Although IVIG is commonly used to treat TEN and SJS, its efficacy is uncertain. Several clinical case reports and retrospective studies have found decreased mortality associated with IVIG. However, larger meta-analyses and rigorous statistical analyses showed that IVIG provides no added benefit. The lack of uniformity in previous TEN/SJS study designs assessing disease severity, the dose of IVIG, timing of IVIG administration, and patient comorbidities make the assessment of efficacy very difficult. Additionally, the lack of control groups further decreases sensitivity. There is a need for randomized control trials in order to truly evaluate the efficacy of IVIG [13-16].
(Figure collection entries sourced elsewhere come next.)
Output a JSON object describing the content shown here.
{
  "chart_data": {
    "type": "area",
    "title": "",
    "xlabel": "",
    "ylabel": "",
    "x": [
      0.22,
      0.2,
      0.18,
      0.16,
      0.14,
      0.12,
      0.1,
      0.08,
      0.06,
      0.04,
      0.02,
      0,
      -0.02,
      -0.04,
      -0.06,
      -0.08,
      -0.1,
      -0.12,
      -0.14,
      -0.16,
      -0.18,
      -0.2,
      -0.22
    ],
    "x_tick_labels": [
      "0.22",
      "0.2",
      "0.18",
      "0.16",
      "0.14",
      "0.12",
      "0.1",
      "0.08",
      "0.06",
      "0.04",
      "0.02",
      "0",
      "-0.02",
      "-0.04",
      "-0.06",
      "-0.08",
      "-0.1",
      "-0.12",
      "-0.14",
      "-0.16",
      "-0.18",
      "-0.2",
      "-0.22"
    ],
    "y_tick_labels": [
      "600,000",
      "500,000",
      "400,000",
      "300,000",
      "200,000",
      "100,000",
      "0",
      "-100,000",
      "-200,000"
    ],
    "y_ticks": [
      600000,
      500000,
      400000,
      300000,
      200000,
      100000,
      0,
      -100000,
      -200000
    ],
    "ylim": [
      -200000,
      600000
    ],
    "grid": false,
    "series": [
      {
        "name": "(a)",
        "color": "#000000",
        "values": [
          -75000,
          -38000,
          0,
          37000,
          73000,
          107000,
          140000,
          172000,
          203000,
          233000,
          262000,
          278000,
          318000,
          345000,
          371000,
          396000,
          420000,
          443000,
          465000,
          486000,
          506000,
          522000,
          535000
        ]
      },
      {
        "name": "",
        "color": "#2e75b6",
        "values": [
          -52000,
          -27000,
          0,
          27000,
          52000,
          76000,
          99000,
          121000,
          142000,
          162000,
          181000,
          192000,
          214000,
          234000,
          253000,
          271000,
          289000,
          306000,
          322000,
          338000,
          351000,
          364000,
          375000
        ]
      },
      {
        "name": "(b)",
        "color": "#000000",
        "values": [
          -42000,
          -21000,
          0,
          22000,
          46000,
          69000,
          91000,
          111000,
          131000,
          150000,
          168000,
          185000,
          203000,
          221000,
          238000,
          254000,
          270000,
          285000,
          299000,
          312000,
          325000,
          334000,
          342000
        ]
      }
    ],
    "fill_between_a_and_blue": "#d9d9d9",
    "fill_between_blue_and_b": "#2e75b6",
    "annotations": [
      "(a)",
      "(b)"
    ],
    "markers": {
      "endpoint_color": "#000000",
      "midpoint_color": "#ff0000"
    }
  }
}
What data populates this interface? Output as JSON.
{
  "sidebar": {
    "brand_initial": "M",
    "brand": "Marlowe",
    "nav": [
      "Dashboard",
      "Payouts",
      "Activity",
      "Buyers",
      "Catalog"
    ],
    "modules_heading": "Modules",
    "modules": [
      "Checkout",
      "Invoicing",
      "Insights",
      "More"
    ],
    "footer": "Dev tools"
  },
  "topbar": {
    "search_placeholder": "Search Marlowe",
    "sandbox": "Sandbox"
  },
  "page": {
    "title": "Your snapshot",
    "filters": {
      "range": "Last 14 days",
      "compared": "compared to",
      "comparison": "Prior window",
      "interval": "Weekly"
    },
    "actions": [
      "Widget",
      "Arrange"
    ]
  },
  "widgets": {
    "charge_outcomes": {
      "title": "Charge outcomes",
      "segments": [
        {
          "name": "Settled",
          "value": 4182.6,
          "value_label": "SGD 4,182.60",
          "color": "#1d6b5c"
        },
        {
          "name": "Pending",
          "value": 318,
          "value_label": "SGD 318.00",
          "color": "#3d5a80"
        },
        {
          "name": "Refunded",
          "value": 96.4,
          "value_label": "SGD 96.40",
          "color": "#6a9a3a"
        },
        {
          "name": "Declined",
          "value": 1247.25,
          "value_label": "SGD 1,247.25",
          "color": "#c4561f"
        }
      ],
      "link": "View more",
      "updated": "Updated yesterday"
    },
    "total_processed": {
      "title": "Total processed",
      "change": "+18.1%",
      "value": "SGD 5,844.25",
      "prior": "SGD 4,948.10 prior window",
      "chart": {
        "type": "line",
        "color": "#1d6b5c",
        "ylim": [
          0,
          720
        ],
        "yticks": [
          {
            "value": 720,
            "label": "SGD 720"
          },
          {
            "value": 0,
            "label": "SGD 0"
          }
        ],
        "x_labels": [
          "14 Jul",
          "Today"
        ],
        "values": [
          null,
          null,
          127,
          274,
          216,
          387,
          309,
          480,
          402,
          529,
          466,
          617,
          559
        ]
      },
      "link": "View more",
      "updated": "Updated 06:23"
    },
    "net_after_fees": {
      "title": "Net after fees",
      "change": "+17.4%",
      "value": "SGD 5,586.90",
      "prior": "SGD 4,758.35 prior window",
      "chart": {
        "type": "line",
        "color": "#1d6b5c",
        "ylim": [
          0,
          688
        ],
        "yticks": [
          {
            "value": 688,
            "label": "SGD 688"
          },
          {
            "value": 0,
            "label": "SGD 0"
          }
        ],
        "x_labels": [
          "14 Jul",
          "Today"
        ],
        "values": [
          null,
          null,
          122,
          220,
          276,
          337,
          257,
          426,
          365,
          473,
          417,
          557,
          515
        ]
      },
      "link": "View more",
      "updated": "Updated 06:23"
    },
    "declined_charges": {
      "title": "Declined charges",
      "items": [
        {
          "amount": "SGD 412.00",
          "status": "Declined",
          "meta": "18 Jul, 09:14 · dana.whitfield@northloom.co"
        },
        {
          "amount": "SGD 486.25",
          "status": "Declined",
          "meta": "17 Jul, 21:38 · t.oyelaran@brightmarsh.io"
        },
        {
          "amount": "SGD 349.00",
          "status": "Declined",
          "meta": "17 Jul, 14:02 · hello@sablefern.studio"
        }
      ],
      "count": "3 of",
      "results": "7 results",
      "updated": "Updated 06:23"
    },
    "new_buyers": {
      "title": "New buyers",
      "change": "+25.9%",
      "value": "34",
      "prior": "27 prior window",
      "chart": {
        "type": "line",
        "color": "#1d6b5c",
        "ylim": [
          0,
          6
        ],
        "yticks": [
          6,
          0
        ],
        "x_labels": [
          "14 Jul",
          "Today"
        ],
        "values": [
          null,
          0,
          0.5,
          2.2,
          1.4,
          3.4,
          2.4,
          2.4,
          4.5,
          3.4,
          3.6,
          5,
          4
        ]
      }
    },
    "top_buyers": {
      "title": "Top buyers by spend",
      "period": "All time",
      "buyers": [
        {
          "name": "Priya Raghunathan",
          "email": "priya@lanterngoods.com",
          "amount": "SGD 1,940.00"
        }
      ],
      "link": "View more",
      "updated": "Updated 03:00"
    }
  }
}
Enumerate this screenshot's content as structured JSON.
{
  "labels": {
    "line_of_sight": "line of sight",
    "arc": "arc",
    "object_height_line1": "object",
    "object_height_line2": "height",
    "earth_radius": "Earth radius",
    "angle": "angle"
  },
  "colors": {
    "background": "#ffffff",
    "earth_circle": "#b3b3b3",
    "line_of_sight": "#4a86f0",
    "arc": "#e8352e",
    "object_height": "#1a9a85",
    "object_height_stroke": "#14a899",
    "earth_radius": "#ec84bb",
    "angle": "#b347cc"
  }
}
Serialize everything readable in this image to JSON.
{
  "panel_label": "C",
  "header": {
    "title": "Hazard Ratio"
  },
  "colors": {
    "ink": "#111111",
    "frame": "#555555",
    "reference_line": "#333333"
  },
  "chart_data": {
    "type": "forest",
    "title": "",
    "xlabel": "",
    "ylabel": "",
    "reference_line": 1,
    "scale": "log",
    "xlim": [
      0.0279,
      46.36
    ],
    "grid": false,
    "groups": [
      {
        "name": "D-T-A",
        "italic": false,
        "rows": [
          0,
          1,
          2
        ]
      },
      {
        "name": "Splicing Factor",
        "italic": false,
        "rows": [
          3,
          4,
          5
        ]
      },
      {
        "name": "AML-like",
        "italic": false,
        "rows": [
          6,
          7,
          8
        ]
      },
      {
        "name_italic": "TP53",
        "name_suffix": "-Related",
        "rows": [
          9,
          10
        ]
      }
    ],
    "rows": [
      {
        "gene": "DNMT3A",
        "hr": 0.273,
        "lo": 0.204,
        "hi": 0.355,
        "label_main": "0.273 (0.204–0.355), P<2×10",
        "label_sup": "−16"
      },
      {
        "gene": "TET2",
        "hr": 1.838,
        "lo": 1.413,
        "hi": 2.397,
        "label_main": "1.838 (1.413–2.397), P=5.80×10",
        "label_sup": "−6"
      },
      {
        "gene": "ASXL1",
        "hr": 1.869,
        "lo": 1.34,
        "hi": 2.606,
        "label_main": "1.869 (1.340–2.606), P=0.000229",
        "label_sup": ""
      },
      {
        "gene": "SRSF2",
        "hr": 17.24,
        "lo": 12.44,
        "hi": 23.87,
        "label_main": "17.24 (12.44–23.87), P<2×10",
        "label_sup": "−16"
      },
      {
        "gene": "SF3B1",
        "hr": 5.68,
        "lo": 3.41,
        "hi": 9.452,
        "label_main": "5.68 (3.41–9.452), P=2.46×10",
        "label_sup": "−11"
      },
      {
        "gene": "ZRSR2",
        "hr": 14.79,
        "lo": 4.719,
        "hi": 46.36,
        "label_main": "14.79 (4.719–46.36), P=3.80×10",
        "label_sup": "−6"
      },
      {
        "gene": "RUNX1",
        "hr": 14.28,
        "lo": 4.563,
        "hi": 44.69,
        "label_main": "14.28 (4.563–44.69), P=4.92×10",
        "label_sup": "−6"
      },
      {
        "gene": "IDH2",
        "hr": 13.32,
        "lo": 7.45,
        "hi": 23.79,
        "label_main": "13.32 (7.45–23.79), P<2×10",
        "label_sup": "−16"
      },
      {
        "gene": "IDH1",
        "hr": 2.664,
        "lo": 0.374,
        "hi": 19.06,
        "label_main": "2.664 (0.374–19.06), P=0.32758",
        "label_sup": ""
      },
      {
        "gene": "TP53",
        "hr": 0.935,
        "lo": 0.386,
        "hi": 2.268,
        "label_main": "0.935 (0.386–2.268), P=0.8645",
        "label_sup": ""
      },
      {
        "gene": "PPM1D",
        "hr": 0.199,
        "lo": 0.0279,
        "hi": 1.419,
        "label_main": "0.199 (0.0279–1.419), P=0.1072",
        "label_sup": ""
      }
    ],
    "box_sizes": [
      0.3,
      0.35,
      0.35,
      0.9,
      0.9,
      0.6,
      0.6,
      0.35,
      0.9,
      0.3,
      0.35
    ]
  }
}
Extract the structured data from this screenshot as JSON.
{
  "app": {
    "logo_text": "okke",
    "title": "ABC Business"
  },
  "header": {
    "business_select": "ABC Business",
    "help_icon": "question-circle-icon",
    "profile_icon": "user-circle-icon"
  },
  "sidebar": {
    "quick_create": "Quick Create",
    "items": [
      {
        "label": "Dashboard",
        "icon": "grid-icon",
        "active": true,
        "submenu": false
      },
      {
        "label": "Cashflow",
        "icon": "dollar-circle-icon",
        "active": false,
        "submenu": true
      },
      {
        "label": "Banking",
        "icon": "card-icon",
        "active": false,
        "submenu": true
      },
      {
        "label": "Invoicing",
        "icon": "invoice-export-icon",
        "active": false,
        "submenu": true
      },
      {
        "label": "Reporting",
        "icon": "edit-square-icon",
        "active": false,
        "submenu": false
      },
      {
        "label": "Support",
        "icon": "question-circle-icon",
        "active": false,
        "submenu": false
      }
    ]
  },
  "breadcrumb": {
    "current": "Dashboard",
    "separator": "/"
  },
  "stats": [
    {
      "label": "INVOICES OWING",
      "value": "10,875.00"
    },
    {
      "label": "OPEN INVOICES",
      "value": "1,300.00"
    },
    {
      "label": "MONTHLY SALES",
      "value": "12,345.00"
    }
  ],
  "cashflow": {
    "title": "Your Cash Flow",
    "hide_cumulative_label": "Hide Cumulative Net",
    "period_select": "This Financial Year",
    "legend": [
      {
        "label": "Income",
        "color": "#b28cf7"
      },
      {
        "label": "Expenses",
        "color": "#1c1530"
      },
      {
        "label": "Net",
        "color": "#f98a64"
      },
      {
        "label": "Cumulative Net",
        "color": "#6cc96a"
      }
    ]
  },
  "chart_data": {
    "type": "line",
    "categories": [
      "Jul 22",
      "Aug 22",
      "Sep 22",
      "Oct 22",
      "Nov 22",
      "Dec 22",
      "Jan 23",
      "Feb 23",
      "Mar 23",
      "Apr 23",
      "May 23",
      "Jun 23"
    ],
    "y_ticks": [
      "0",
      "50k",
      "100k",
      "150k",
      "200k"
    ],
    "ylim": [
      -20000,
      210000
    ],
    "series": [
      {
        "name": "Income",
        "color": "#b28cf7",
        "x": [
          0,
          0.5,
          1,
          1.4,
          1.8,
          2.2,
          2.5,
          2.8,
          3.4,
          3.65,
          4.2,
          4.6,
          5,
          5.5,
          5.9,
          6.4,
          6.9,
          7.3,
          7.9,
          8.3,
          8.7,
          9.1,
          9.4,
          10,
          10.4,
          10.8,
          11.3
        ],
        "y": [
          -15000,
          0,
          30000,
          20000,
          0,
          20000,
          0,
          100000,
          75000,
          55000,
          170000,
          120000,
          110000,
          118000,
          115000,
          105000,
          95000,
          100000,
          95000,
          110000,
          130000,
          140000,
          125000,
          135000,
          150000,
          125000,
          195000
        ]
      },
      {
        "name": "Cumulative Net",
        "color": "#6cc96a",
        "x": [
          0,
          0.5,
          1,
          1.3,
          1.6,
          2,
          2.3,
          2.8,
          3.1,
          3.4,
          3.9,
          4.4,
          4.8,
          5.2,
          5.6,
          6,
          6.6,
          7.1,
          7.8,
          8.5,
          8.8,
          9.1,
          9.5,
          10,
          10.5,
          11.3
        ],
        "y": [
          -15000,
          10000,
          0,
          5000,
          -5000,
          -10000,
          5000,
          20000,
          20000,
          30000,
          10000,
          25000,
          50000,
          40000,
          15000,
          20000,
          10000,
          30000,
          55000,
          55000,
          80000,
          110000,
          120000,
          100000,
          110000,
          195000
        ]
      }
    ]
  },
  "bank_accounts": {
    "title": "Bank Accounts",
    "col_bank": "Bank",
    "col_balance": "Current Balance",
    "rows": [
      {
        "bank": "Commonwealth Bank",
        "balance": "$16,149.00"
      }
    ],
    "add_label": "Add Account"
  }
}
The use of IVIG also has side-effects, with hemolysis being more common than previously thought. This side-effect is postulated to be dose-dependent, with generally a mild decrease in hemoglobin and hematocrit, while severe anemia requiring transfusion is not common but can also occur [17-18].

Conclusions

Overall, the use of IVIG is controversial. In the past, its use in autoimmune disease was highly regarded; however, recently, its efficacy has been brought into question, with several large meta-analyses and retrospective studies showing no added benefit. In this case, IVIG appeared to show improvement of the patient’s skin lesions, although the patient expired due to sepsis. The true value of IVIG can only be reliably assessed via randomized control trials.